En 2016 Europa se enfrentó a la migración más masiva de su historia desde la Segunda Guerra Mundial, y en países periféricos como Grecia, Montenegro y Turquía, los campamentos de refugiados no dan abasto para recibir más gente. Mientras tanto, la Unión Europea sigue enredada en negociaciones con una empoderada Turquía, país convertido en tapón migratorio desde el Oriente. Para peor, el ambiente se ha enrarecido en los últimos años por un tufillo xenofóbico y racista que se creía superado en pleno siglo XXI.

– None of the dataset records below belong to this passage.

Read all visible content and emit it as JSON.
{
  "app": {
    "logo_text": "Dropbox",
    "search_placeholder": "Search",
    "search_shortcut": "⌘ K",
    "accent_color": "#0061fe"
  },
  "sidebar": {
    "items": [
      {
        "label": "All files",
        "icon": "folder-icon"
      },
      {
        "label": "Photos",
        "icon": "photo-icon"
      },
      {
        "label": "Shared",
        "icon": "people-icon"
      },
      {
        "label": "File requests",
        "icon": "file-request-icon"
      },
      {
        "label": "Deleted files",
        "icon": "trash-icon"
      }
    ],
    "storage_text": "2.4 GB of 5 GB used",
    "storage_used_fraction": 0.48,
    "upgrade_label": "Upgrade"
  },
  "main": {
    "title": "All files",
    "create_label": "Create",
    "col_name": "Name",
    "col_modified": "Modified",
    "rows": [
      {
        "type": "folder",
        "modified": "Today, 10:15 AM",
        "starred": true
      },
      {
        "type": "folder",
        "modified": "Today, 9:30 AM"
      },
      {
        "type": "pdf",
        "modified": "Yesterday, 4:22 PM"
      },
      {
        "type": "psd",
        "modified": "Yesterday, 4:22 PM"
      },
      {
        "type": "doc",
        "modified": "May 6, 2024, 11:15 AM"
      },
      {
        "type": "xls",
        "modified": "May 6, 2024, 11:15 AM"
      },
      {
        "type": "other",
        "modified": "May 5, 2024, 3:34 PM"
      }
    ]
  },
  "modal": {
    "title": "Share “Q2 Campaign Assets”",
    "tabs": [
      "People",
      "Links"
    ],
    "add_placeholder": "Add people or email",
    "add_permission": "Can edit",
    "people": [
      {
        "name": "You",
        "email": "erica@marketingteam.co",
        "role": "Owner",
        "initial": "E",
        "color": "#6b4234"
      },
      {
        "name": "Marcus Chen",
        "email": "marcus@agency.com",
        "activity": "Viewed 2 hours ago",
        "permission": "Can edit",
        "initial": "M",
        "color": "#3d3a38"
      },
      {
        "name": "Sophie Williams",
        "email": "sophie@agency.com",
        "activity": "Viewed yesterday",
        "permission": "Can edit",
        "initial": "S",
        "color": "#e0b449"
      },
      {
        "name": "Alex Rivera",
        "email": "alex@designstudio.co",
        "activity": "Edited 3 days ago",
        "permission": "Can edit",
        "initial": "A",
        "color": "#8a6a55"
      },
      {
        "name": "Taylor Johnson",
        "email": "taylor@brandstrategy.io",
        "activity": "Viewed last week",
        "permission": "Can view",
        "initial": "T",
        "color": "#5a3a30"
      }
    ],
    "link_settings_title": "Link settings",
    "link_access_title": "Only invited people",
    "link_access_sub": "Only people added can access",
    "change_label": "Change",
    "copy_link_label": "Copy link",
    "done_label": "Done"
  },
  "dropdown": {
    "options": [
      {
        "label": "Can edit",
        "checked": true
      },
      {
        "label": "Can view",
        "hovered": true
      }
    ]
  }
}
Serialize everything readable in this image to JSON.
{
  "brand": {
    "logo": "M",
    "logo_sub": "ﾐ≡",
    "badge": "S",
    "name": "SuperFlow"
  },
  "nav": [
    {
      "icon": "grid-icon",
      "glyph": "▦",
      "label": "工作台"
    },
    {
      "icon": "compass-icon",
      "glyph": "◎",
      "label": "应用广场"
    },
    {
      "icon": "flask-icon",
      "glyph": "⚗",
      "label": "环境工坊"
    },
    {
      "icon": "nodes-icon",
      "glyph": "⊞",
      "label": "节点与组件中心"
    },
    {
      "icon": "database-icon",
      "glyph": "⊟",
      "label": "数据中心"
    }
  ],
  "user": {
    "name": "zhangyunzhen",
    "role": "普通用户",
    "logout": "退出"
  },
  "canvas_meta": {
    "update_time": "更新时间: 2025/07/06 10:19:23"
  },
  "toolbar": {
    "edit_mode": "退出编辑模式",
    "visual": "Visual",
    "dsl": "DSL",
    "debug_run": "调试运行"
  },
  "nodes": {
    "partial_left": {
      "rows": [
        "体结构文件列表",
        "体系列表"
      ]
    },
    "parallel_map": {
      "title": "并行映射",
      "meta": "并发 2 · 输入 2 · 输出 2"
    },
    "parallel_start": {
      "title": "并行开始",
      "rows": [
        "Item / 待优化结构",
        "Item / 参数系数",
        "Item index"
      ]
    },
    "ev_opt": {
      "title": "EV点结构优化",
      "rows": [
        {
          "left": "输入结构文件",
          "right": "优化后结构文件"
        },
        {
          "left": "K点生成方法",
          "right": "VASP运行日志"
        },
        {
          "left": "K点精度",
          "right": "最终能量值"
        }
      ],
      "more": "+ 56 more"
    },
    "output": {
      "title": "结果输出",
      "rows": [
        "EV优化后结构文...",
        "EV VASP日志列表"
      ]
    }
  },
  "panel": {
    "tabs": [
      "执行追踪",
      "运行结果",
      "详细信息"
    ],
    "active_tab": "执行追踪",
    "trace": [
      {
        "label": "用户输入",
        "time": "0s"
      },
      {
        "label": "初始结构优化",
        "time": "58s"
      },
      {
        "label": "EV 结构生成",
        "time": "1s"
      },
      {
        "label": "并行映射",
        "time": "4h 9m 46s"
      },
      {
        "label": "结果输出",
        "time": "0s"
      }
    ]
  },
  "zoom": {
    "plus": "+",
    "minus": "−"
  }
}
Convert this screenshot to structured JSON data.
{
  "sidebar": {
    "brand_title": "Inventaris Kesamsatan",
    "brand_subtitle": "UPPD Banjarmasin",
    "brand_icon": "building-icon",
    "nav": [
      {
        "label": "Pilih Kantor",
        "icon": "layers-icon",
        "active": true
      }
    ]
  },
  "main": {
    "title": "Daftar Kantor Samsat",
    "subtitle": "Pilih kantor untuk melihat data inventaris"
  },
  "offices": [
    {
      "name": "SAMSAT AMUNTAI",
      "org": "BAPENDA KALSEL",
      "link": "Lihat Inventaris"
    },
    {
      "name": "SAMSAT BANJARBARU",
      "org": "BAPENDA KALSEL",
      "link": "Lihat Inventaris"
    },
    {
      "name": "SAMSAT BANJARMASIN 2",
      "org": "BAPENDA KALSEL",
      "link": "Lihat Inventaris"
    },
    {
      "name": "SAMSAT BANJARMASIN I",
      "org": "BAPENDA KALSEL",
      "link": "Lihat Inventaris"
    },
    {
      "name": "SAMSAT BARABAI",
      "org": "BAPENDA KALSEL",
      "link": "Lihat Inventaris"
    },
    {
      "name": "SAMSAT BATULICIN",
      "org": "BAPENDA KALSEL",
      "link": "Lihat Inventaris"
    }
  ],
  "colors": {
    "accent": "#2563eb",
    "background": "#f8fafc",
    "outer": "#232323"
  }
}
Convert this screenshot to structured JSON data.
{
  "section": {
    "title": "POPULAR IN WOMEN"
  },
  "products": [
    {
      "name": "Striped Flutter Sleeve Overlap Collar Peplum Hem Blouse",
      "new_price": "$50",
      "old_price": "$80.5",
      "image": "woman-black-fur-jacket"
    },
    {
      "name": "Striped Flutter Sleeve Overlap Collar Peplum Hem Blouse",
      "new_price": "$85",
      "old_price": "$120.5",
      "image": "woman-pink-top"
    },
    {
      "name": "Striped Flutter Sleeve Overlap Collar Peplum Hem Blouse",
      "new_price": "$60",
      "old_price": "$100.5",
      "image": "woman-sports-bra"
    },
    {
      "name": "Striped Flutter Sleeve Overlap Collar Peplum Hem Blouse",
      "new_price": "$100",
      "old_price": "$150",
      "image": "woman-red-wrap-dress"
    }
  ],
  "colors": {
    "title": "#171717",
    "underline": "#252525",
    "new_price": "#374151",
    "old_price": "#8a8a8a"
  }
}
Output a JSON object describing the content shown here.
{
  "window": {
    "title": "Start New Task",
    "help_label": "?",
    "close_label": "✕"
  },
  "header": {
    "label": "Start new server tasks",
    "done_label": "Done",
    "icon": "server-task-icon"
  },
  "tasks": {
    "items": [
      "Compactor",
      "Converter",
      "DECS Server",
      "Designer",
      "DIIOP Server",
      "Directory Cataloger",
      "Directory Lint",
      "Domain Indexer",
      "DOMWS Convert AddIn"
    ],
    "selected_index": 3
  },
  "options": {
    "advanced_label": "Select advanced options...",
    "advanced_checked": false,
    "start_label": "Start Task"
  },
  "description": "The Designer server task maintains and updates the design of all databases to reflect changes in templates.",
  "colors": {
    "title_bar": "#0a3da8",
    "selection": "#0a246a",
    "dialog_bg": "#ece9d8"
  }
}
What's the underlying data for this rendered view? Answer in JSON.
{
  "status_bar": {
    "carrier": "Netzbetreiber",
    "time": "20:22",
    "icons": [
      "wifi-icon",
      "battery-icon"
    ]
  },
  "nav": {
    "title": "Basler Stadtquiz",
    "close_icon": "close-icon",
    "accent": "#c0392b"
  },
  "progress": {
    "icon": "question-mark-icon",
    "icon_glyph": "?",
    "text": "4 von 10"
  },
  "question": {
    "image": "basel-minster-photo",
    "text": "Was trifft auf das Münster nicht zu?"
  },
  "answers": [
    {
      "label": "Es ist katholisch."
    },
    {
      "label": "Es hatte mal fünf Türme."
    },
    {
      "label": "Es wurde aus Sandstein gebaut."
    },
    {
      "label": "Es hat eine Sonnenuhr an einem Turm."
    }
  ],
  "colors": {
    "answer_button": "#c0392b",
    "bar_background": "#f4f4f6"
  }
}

Ante el miedo y el desborde, la actual crisis migratoria en Europa ha vuelto a materializar fronteras que creíamos evaporadas. Y esto es únicamente una parte del problema, pues cientos de miles de personas que ya entraron al viejo continente viven diariamente la angustia de no saber dónde pasarán la noche, tras lograr escapar de la guerra civil en Siria, las vueltas de la Primavera Árabe y la inestabilidad sociopolítica de Afganistán.
Mientras se resuelven peticiones de asilo, procedimientos jurídicos y vacíos legales, es urgente reflexionar sobre cómo la situación de los campamentos de emergencia puede ser subsanada —mas no resuelta— gracias a los equipamientos abandonados tras la celebración de Mundiales y Juegos Olímpicos. Si bien ya existen casos de reformulación, en ningún caso ha sido consecuencia de la planificación, sino de la desesperación de autoridades y la oportunidad de refugiados, respectivamente.